The lead zombie tripped over a rock and broke its leg in half. Several others fell over its prone body.
"See?" He held up the rabbit. "This is so much better to eat. No tricks. No murder. Just meat."
She reached for it, but he pulled it back.
"Uh uh uh. I need your help first."
It proceeded very quickly after that. The two of them sliced through the pack of zombies with relative ease. The muties were next. They cut down Boil Lips, Ooze, Mushroom Head, Pedo, and Big Daddy and all their sister/cousins, reaching the cat moments before Mama Squidface was about to slit its throat. It bit him when he snatched it off the butcher's block, and an electric zing buzzed throughout his body, from the center of his belly, then emanating in circles into his chest and his head, and then he was no longer in the desert, he was standing in the woods outside his school, and the cat was in his arms and it bit his hand again and he said, "Ow!" and he dropped it and it ran off, sending up dead leaves in its wake.
Milo fell to his knees, weeping with relief. He did it. He made it back.
"Where did you come from?"
He whipped his head around.
It was her. The goddess. Jennifer Reed. What was she doing out here in the middle of the day? Girls like Jennifer Reed didn't skip class. They arrived two minutes early, already had their notebooks out before the teacher started to teach. She pointed at his sketchbook, the one in which he'd drawn a very detailed picture of her, topless and fighting off squads of frog-faced aliens.
"Is that me?"
Milo snatched the book up, hugging it to his chest.
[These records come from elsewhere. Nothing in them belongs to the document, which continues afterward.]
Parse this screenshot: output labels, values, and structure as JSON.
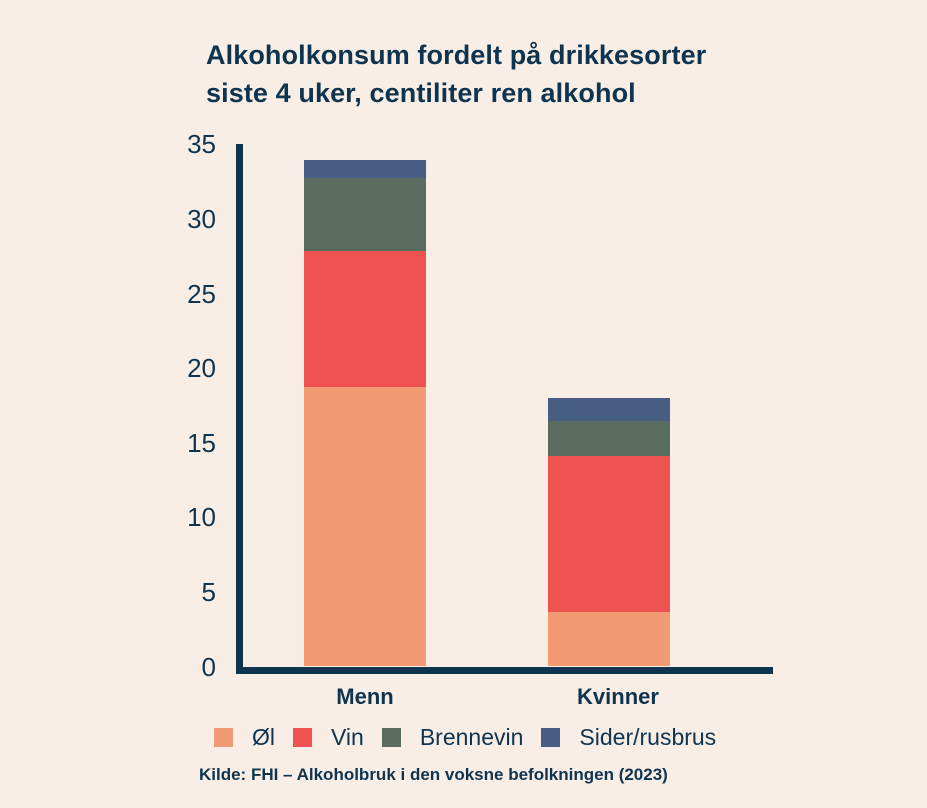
{
  "title": {
    "line1": "Alkoholkonsum fordelt på drikkesorter",
    "line2": "siste 4 uker, centiliter ren alkohol"
  },
  "y_ticks": [
    "35",
    "30",
    "25",
    "20",
    "15",
    "10",
    "5",
    "0"
  ],
  "x_labels": [
    "Menn",
    "Kvinner"
  ],
  "legend": [
    {
      "label": "Øl",
      "color": "#f29a74"
    },
    {
      "label": "Vin",
      "color": "#ef5350"
    },
    {
      "label": "Brennevin",
      "color": "#5a6b60"
    },
    {
      "label": "Sider/rusbrus",
      "color": "#475d83"
    }
  ],
  "source": "Kilde: FHI – Alkoholbruk i den voksne befolkningen (2023)",
  "chart_data": {
    "type": "bar",
    "stacked": true,
    "title": "Alkoholkonsum fordelt på drikkesorter siste 4 uker, centiliter ren alkohol",
    "xlabel": "",
    "ylabel": "",
    "categories": [
      "Menn",
      "Kvinner"
    ],
    "series": [
      {
        "name": "Øl",
        "color": "#f29a74",
        "values": [
          18.7,
          3.6
        ]
      },
      {
        "name": "Vin",
        "color": "#ef5350",
        "values": [
          9.1,
          10.5
        ]
      },
      {
        "name": "Brennevin",
        "color": "#5a6b60",
        "values": [
          4.9,
          2.3
        ]
      },
      {
        "name": "Sider/rusbrus",
        "color": "#475d83",
        "values": [
          1.2,
          1.6
        ]
      }
    ],
    "totals": [
      33.9,
      18.0
    ],
    "ylim": [
      0,
      35
    ],
    "yticks": [
      0,
      5,
      10,
      15,
      20,
      25,
      30,
      35
    ],
    "grid": false,
    "legend_position": "bottom",
    "source": "Kilde: FHI – Alkoholbruk i den voksne befolkningen (2023)"
  }
}
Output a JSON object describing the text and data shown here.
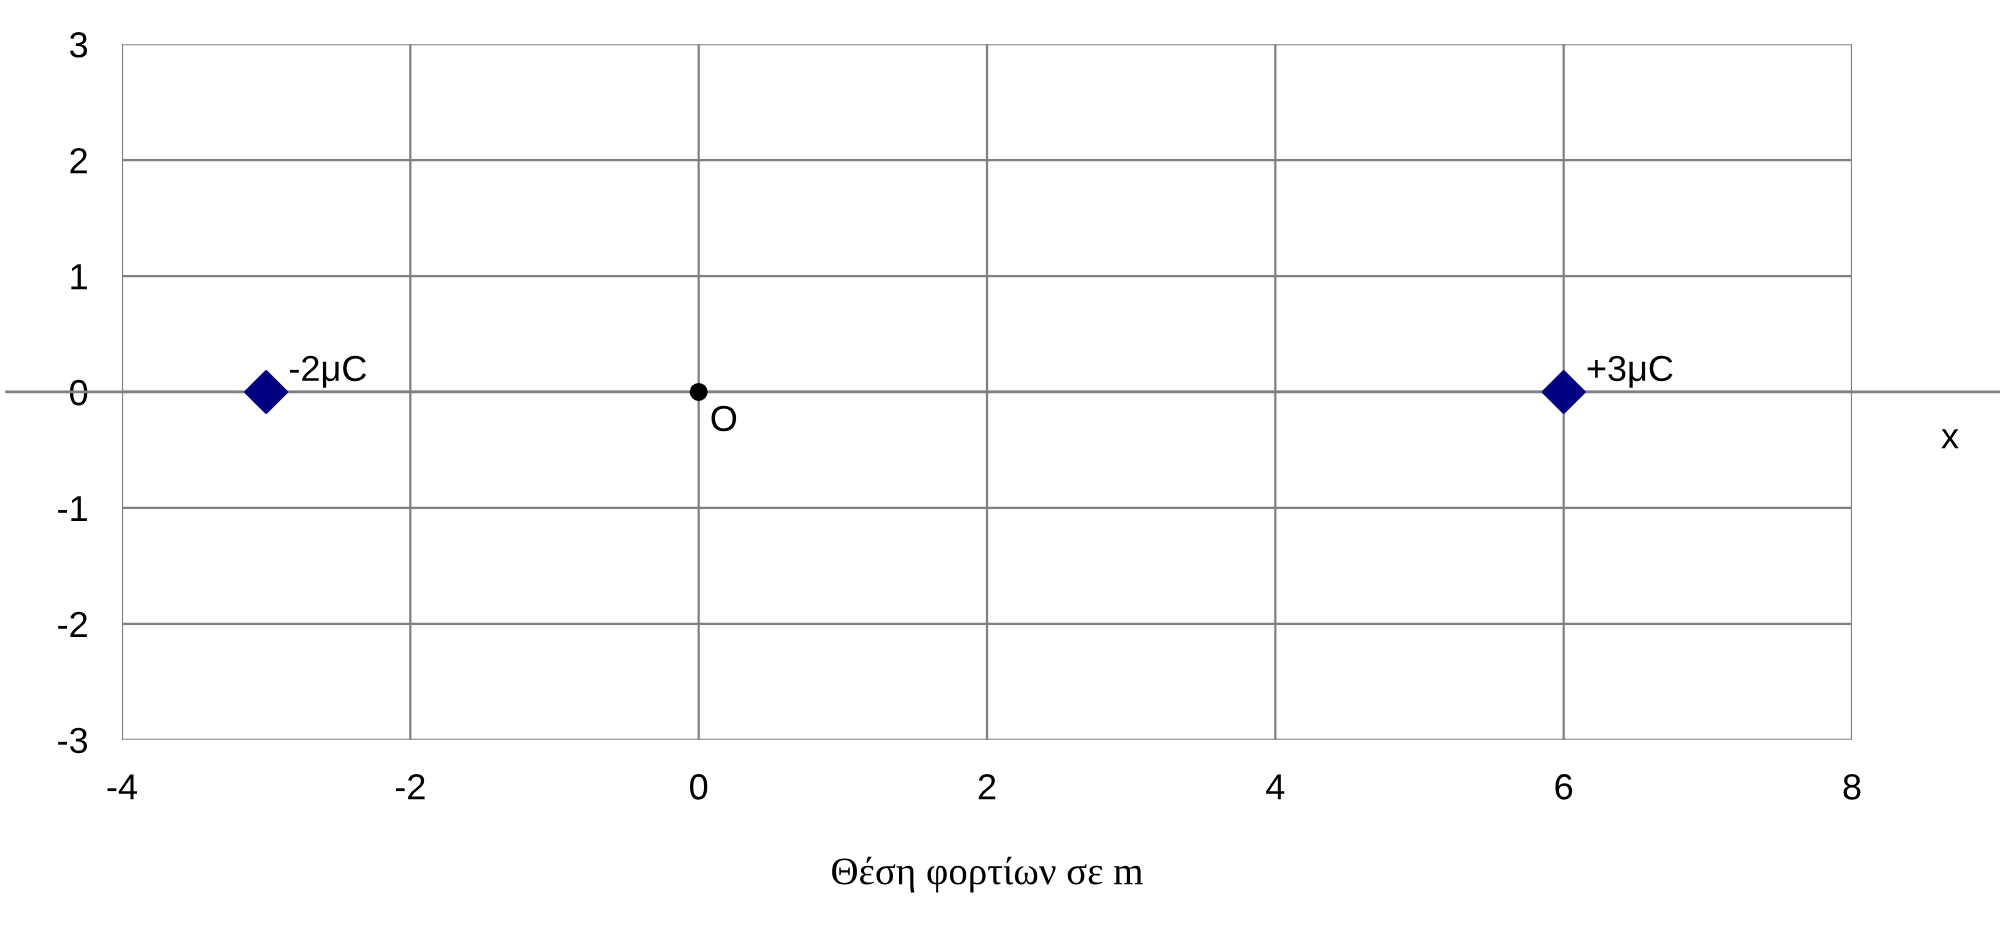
{
  "chart_data": {
    "type": "scatter",
    "xlabel": "Θέση φορτίων σε m",
    "series": [
      {
        "x": [
          -3,
          6
        ],
        "values": [
          0,
          0
        ],
        "color": "#000080",
        "marker": "diamond"
      },
      {
        "x": [
          0
        ],
        "values": [
          0
        ],
        "color": "#000000",
        "marker": "circle"
      }
    ],
    "annotations": [
      {
        "text": "-2μC",
        "x": -3,
        "y": 0
      },
      {
        "text": "+3μC",
        "x": 6,
        "y": 0
      },
      {
        "text": "O",
        "x": 0,
        "y": 0
      },
      "x"
    ],
    "xlim": [
      -4,
      8
    ],
    "xticks": [
      -4,
      -2,
      0,
      2,
      4,
      6,
      8
    ],
    "ylim": [
      -3,
      3
    ],
    "yticks": [
      -3,
      -2,
      -1,
      0,
      1,
      2,
      3
    ],
    "ref_lines": [
      {
        "axis": "y",
        "value": 0,
        "color": "#808080"
      }
    ],
    "grid": true
  }
}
"No. No. Just a comic I draw."
"Of me."
"It wasn't you."
"It looked like me."
"No, it's . . . Holly Huntress."
He winced. She stared at him.
"Holly Huntress."
"Warrior Woman of the Galaxy."
"Oh, I see. And does Holly Huntress always fight topless?"
"She was escaping from the frog-men of planet Swamp and they ripped off her . . . Hey, what are you doing out here, anyway? Shouldn't you be in AP Brain Surgery?"
"Haha."
"Seriously, though. Aren't you worried about getting caught?"
"It's lunchtime, dork."
"What?"
"Lunch. Time."
She mimed eating.
"You know, eat?"
Lunchtime?
"What day is it?"
"What?"
"What day is it?"
Jennifer sighed.
"The Ides of March."
"What's the Ides of March?"
She sighed again.
"March 15th."
March 15th? Only two days had passed. He'd spent months trying to get out of that hell hole. He stared at the trees, trying to comprehend everything that had befallen him. Then Jennifer said, "Oh, look at the cute little kitty!"
The yellow tabby meowed as it stepped into the clearing. Milo turned, horrified at the sound. Jennifer was already leaning over, arm outstretched.
"Don't!" he cried, and he grabbed her hand right as the cat bit it.